4. Poiché risveglia i desideri di libertà di uomini e donne, l’umanesimo ci insegna a prenderci cura di essi. La cura amorosa per l’altro, la cura della terra, dei giovani, dei malati, degli handicappati, degli anziani non autosufficienti, costituiscono delle esperienze interiori che creano delle nuove prossimità e delle solidarietà inattese. Non abbiamo un altro modo per accompagnare la rivoluzione antropologica, già annunciata dalla corsa in avanti delle scienze, dai procedimenti incontrollabili della tecnica e della finanza, e dall’incapacità del modello democratico piramidale a canalizzare le novità.

5. L’uomo non fa la storia, noi siamo la storia. Per la prima volta, l’homo sapiens è in grado di distruggere la terra e se stesso in nome delle proprie credenze, religioni o ideologie. Ugualmente per la prima volta gli uomini e le donne sono in grado di rivalutare in completa trasparenza la religiosità costitutiva dell’essere umano. L’incontro delle nostre diversità qui, ad Assisi, testimonia che l’ipotesi della distruzione non è l’unica possibile. Nessuno può sapere quali esseri umani succederanno a noi che siamo impegnati in questa transvalutazione antropologica e cosmica senza precedenti. La rifondazione dell’umanesimo non è un dogma provvidenziale né un gioco dello spirito, è una scommessa.
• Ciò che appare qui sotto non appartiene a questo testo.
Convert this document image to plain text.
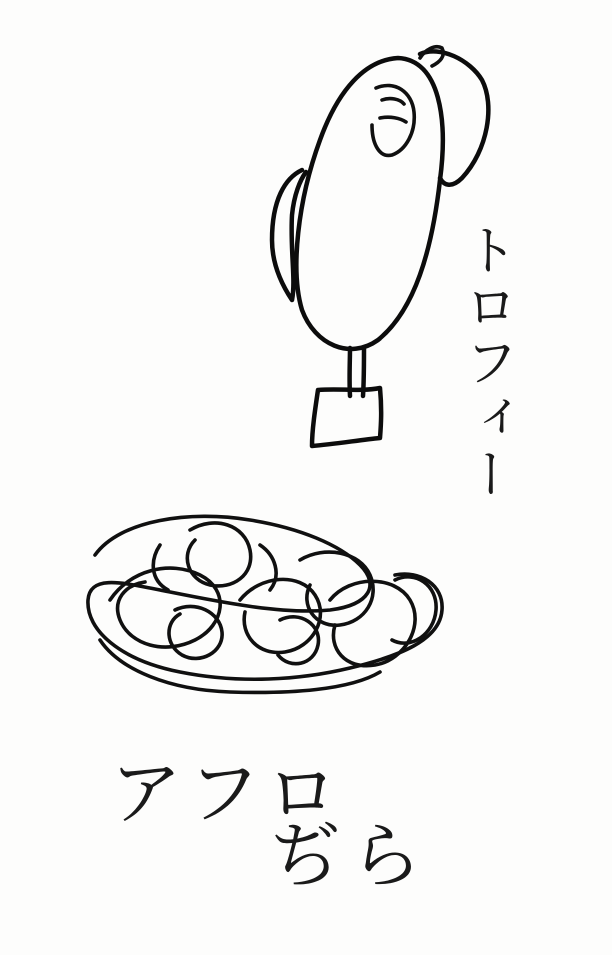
トロフィー
アフロ
ぢら
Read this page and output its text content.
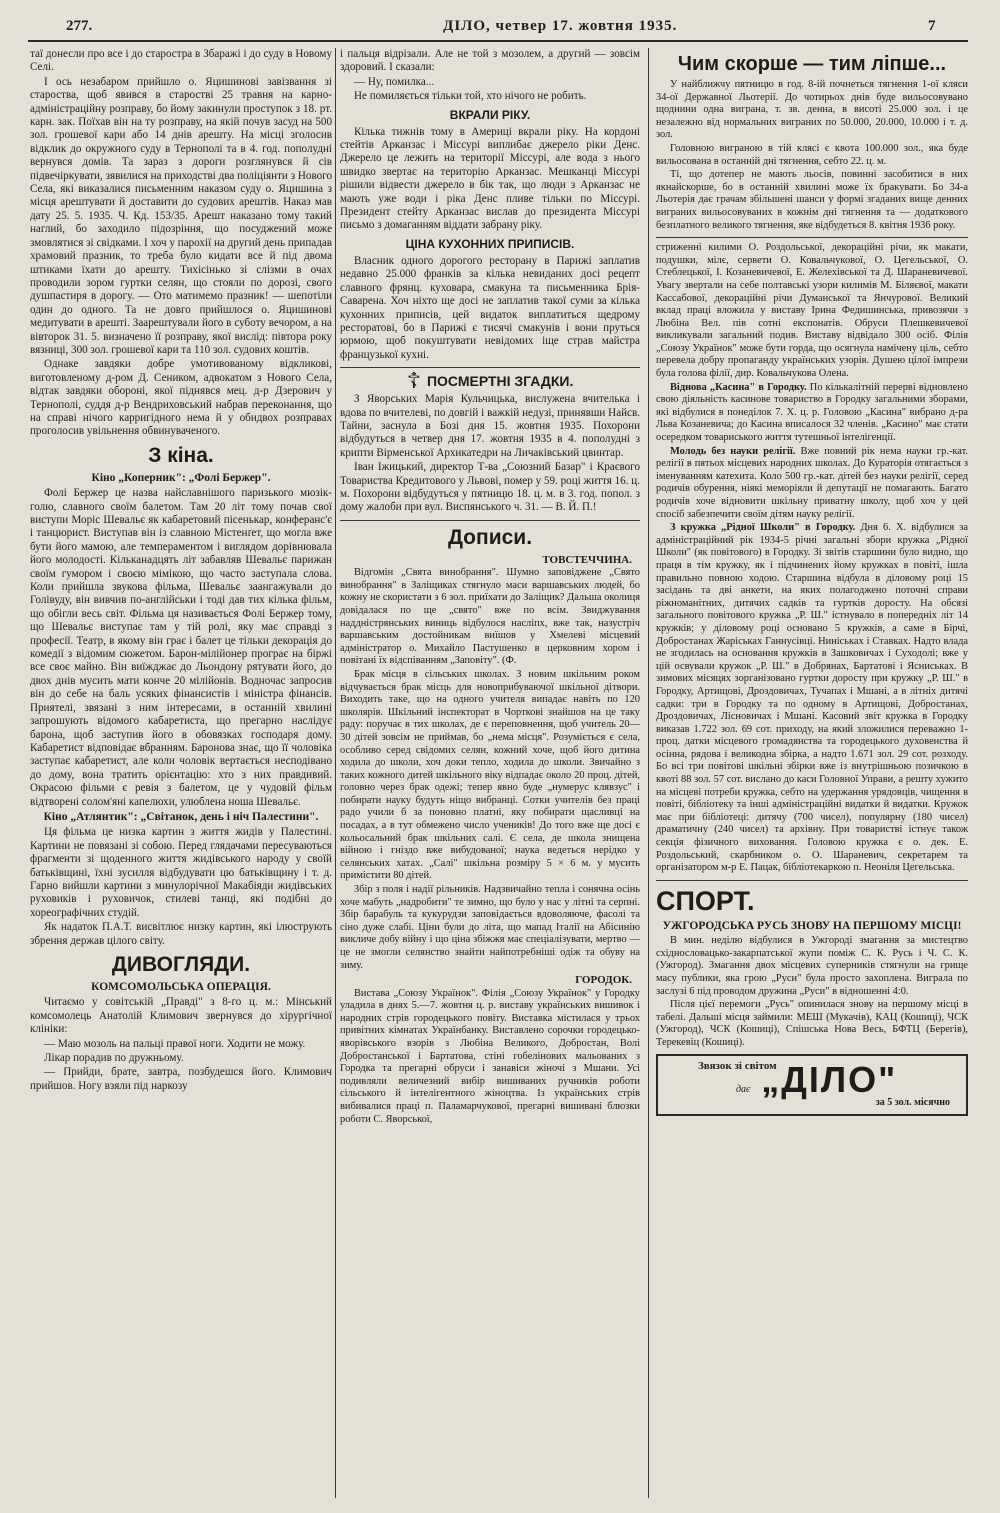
277.	ДІЛО, четвер 17. жовтня 1935.	7

таї донесли про все і до старостра в Збаражі і до суду в Новому Селі.

І ось незабаром прийшло о. Яцишинові завізвання зі староства, щоб явився в старостві 25 травня на карно-адміністраційну розправу, бо йому закинули проступок з 18. рт. карн. зак. Поїхав він на ту розправу, на якій почув засуд на 500 зол. грошевої кари або 14 днів арешту. На місці зголосив відклик до окружного суду в Тернополі та в 4. год. пополудні вернувся домів. Та зараз з дороги розглянувся й сів підвечіркувати, зявилися на приходстві два поліціянти з Нового Села, які виказалися письменним наказом суду о. Яцишина з місця арештувати й доставити до судових арештів. Наказ мав дату 25. 5. 1935. Ч. Кд. 153/35. Арешт наказано тому такий наглий, бо заходило підозріння, що посуджений може змовлятися зі свідками. І хоч у парохії на другий день припадав храмовий празник, то треба було кидати все й під двома штиками їхати до арешту. Тихісінько зі слізми в очах проводили зором гуртки селян, що стояли по дорозі, свого душпастиря в дорогу. — Ото матимемо празник! — шепотіли один до одного. Та не довго прийшлося о. Яцишинові медитувати в арешті. Заарештували його в суботу вечором, а на вівторок 31. 5. визначено її розправу, якої вислід: півтора року вязниці, 300 зол. грошевої кари та 110 зол. судових коштів.

Однаке завдяки добре умотивованому відкликові, виготовленому д-ром Д. Сеником, адвокатом з Нового Села, відтак завдяки обороні, якої піднявся мец. д-р Дзерович у Тернополі, суддя д-р Вендриховський набрав переконання, що на справі нічого карригідного нема й у обидвох розправах проголосив увільнення обвинуваченого.

З кіна.
Кіно „Коперник": „Фолі Бержер".

Фолі Бержер це назва найславнішого паризького мюзік-голю, славного своїм балетом. Там 20 літ тому почав свої виступи Моріс Шевальє як кабаретовий пісенькар, конферанс'є і танцюрист. Виступав він із славною Містенґет, що могла вже бути його мамою, але темпераментом і виглядом дорівнювала його молодості. Кільканадцять літ забавляв Шевальє парижан своїм гумором і своєю мімікою, що часто заступала слова. Коли прийшла звукова фільма, Шевальє заангажували до Голівуду, він вивчив по-англійськи і тоді дав тих кілька фільм, що обігли весь світ. Фільма ця називається Фолі Бержер тому, що Шевальє виступає там у тій ролі, яку має справді з професії. Театр, в якому він грає і балет це тільки декорація до комедії з відомим сюжетом. Барон-мілійонер програє на біржі все своє майно. Він виїжджає до Льондону рятувати його, до двох днів мусить мати конче 20 мілійонів. Водночас запросив він до себе на баль усяких фінансистів і міністра фінансів. Приятелі, звязані з ним інтересами, в останній хвилині запрошують відомого кабаретиста, що прегарно наслідує барона, щоб заступив його в обовязках господаря дому. Кабаретист відповідає вбранням. Баронова знає, що її чоловіка заступає кабаретист, але коли чоловік вертається несподівано до дому, вона тратить орієнтацію: хто з них правдивий. Окрасою фільми є ревія з балетом, це у чудовій фільм відтворені солом'яні капелюхи, улюблена ноша Шевальє.

Кіно „Атлянтик": „Світанок, день і ніч Палестини".

Ця фільма це низка картин з життя жидів у Палестині. Картини не повязані зі собою. Перед глядачами пересуваються фрагменти зі щоденного життя жидівського народу у своїй батьківщині, їхні зусилля відбудувати цю батьківщину і т. д. Гарно вийшли картини з минулорічної Макабіяди жидівських руховиків і руховичок, стилеві танці, які подібні до хореографічних студій.

Як надаток П.А.Т. висвітлює низку картин, які ілюструють збрення держав цілого світу.

ДИВОГЛЯДИ.
КОМСОМОЛЬСЬКА ОПЕРАЦІЯ.

Читаємо у совітській „Правді" з 8-го ц. м.: Мінський комсомолець Анатолій Климович звернувся до хірургічної клініки:

— Маю мозоль на пальці правої ноги. Ходити не можу.

Лікар порадив по дружньому.

— Прийди, брате, завтра, позбудешся його. Климович прийшов. Ногу взяли під наркозу

і пальця відрізали. Але не той з мозолем, а другий — зовсім здоровий. І сказали:

— Ну, помилка...

Не помиляється тільки той, хто нічого не робить.

ВКРАЛИ РІКУ.

Кілька тижнів тому в Америці вкрали ріку. На кордоні стейтів Арканзас і Міссурі виплибає джерело ріки Денс. Джерело це лежить на території Міссурі, але вода з нього швидко звертає на територію Арканзас. Мешканці Міссурі рішили відвести джерело в бік так, що люди з Арканзас не мають уже води і ріка Денс пливе тільки по Міссурі. Президент стейту Арканзас вислав до президента Міссурі письмо з домаганням віддати забрану ріку.

ЦІНА КУХОННИХ ПРИПИСІВ.

Власник одного дорогого ресторану в Парижі заплатив недавно 25.000 франків за кілька невиданих досі рецепт славного фрянц. куховарa, смакуна та письменника Брія-Саварена. Хоч ніхто ще досі не заплатив такої суми за кілька кухонних приписів, цей видаток виплатиться щедрому ресторатові, бо в Парижі є тисячі смакунів і вони пруться юрмою, щоб покуштувати невідомих іще страв майстра французької кухні.

☦ ПОСМЕРТНІ ЗГАДКИ.

З Яворських Марія Кульчицька, вислужена вчителька і вдова по вчителеві, по довгій і важкій недузі, принявши Найсв. Тайни, заснула в Бозі дня 15. жовтня 1935. Похорони відбудуться в четвер дня 17. жовтня 1935 в 4. пополудні з крипти Вірменської Архикатедри на Личаківський цвинтар.

Іван Іжицький, директор Т-ва „Союзний Базар" і Краєвого Товариства Кредитового у Львові, помер у 59. році життя 16. ц. м. Похорони відбудуться у пятницю 18. ц. м. в 3. год. попол. з дому жалоби при вул. Виспянського ч. 31. — В. Й. П.!

Дописи.
ТОВСТЕЧЧИНА.

Відгомін „Свята винобрання". Шумно заповіджене „Свято винобрання" в Заліщиках стягнуло маси варшавських людей, бо кожну не скористати з 6 зол. приїхати до Заліщик? Дальша околиця довідалася по ще „свято" вже по всім. Звиджування наддністрянських виниць відбулося насліпх, вже так, назустріч варшавським достойникам виїшов у Хмелеві місцевий адміністратор о. Михайло Пастушенко в церковним хором і повітані їх відспіванням „Заповіту". (Ф.

Брак місця в сільських школах. З новим шкільним роком відчувається брак місць для новоприбуваючої шкільної дітвори. Виходить таке, що на одного учителя випадає навіть по 120 школярів. Шкільний інспекторат в Чорткові знайшов на це таку раду: поручає в тих школах, де є переповнення, щоб учитель 20—30 дітей зовсім не приймав, бо „нема місця". Розуміється є села, особливо серед свідомих селян, кожний хоче, щоб його дитина ходила до школи, хоч доки тепло, ходила до школи. Звичайно з таких кожного дитей шкільного віку відпадає около 20 проц. дітей, головно через брак одежі; тепер явно буде „нумерус клявзус" і побирати науку будуть ніщо вибранці. Сотки учителів без праці радо учили б за поновно платні, яку побирати щасливці на посадах, а в тут обмежено число учеників! До того вже ще досі є кольосальний брак шкільних салі. Є села, де школа знищена війною і гніздо вже вибудованої; наука ведеться нерідко у селянських хатах. „Салі" шкільна розміру 5 × 6 м. у мусить примістити 80 дітей.

Збір з поля і надії рільників. Надзвичайно тепла і сонячна осінь хоче мабуть „надробити" те зимно, що було у нас у літні та серпні. Збір барабуль та кукурудзи заповідається вдоволяюче, фасолі та сіно дуже слабі. Ціни були до літа, що мапад Італії на Абісинію викличе добу війну і що ціна збіжжя має спеціалізувати, мертво — це не змогли селянство знайти найпотребніші одіж та обуву на зиму.

ГОРОДОК.

Вистава „Союзу Українок". Філія „Союзу Українок" у Городку уладила в днях 5.—7. жовтня ц. р. виставу українських вишивок і народних стрів городецького повіту. Виставка містилася у трьох привітних кімнатах Українбанку. Виставлено сорочки городецько-яворівського взорів з Любіна Великого, Добростан, Волі Добростанської і Бартатова, стіні гобелінових мальованих з Городка та прегарні обруси і занавіси жіночі з Мшани. Усі подивляли величезний вибір вишиваних ручників роботи сільського й інтелігентного жіноцтва. Із українських стрів вибивалися праці п. Паламарчукової, прегарні вишивані блюзки роботи С. Яворської,

Чим скорше — тим ліпше...

У найближчу пятницю в год. 8-ій почнеться тягнення 1-ої кляси 34-ої Державної Льотерії. До чотирьох днів буде вильосовувано щоднини одна виграна, т. зв. денна, в висоті 25.000 зол. і це незалежно від нормальних виграних по 50.000, 20.000, 10.000 і т. д. зол.

Головною виграною в тій клясі є квота 100.000 зол., яка буде вильосована в останній дні тягнення, себто 22. ц. м.

Ті, що дотепер не мають льосів, повинні засобитися в них якнайскорше, бо в останній хвилині може їх бракувати. Бо 34-а Льотерія дає грачам збільшені шанси у формі згаданих вище денних виграних вильосовуваних в кожнім дні тягнення та — додаткового безплатного великого тягнення, яке відбудеться 8. квітня 1936 року.

стриженні килими О. Роздольської, декораційні річи, як макати, подушки, мілє, сервети О. Ковальчукової, О. Цегельської, О. Стеблецької, І. Козаневичевої, Е. Желехівської та Д. Шараневичевої. Увагу звертали на себе полтавські узори килимів М. Біляєвої, макати Кассабової, декораційні річи Думанської та Янчурової. Великий вклад праці вложила у виставу Ірина Федишинська, привозячи з Любіна Вел. пів сотні експонатів. Обруси Плешкевичевої викликували загальний подив. Виставу відвідало 300 осіб. Філія „Союзу Українок" може бути горда, що осягнула намічену ціль, себто перевела добру пропаганду українських узорів. Душею цілої імпрези була голова філії, дир. Ковальчукова Олена.

Віднова „Касина" в Городку. По кількалітній перерві відновлено свою діяльність касинове товариство в Городку загальними зборами, які відбулися в понеділок 7. Х. ц. р. Головою „Касина" вибрано д-ра Льва Козаневича; до Касина вписалося 32 членів. „Касино" має стати осередком товариського життя тутешньої інтелігенції.

Молодь без науки релігії. Вже повний рік нема науки гр.-кат. релігії в пятьох місцевих народних школах. До Кураторія отягається з іменуванням катехита. Коло 500 гр.-кат. дітей без науки релігії, серед родичів обурення, ніякі меморіяли й депутації не помагають. Багато родичів хоче відновити шкільну приватну школу, щоб хоч у цей спосіб забезпечити своїм дітям науку релігії.

З кружка „Рідної Школи" в Городку. Дня 6. Х. відбулися за адміністраційний рік 1934-5 річні загальні збори кружка „Рідної Школи" (як повітового) в Городку. Зі звітів старшини було видно, що праця в тім кружку, як і підчинених йому кружках в повіті, ішла правильно повною ходою. Старшина відбула в діловому році 15 засідань та дві анкети, на яких полагоджено поточні справи ріжноманітних, дитячих садків та гуртків доросту. На обсязі загального повітового кружка „Р. Ш." істнувало в попередніх літ 14 кружків; у діловому році основано 5 кружків, а саме в Бірчі, Добростанах Жаріськах Ганнусівці. Ниніськах і Ставках. Надто влада не згодилась на основання кружків в Зашковичах і Суходолі; вже у цій освували кружок „Р. Ш." в Добрянах, Бартатові і Ясниськах. В зимових місяцях зорганізовано гуртки доросту при кружку „Р. Ш." в Городку, Артищові, Дроздовичах, Тучапах і Мшані, а в літніх дитячі садки: три в Городку та по одному в Артищові, Добростанах, Дроздовичах, Лісновичах і Мшані. Касовий звіт кружка в Городку виказав 1.722 зол. 69 сот. приходу, на який зложилися переважно 1-проц. датки місцевого громадянства та городецького духовенства й осінна, рядова і великодна збірка, а надто 1.671 зол. 29 сот. розходу. Бо всі три повітові шкільні збірки вже із внутрішньою позичкою в квоті 88 зол. 57 сот. вислано до каси Головної Управи, а решту хужито на місцеві потреби кружка, себто на удержання урядовців, чищення в повіті, бібліотеку та інші адміністраційні видатки й видатки. Кружок має при бібліотеці: дитячу (700 чисел), популярну (180 чисел) драматичну (240 чисел) та архівну. При товаристві істнує також секція фізичного виховання. Головою кружка є о. дек. Е. Роздольський, скарбником о. О. Шараневич, секретарем та організатором м-р Е. Пацак, бібліотекаркою п. Неоніля Цегельська.

СПОРТ.
УЖГОРОДСЬКА РУСЬ ЗНОВУ НА ПЕРШОМУ МІСЦІ!

В мин. неділю відбулися в Ужгороді змагання за мистецтво східнословацько-закарпатської жупи поміж С. К. Русь і Ч. С. К. (Ужгород). Змагання двох місцевих суперників стягнули на грище масу публики, яка грою „Руси" була просто захоплена. Виграла по заслузі 6 під проводом дружина „Руси" в відношенні 4:0.

Після цієї перемоги „Русь" опинилася знову на першому місці в табелі. Дальші місця займили: МЕШ (Мукачів), КАЦ (Кошиці), ЧСК (Ужгород), ЧСК (Кошиці), Спішська Нова Весь, БФТЦ (Берегів), Терекевіц (Кошиці).

Звязок зі світом
дає „ДІЛО"
за 5 зол. місячно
Signore e Signori, l’età del sospetto non è più sufficiente. Di fronte alle crisi e alle minacce che si aggravano, è giunta l’età della scommessa. Osiamo scommettere sul rinnovamento continuo delle capacità di uomini e donne a credere e a conoscere insieme. Affinché, nel “multiverso” bordato di vuoto, l’umanità possa perseguire ancora a lungo il proprio destino creativo.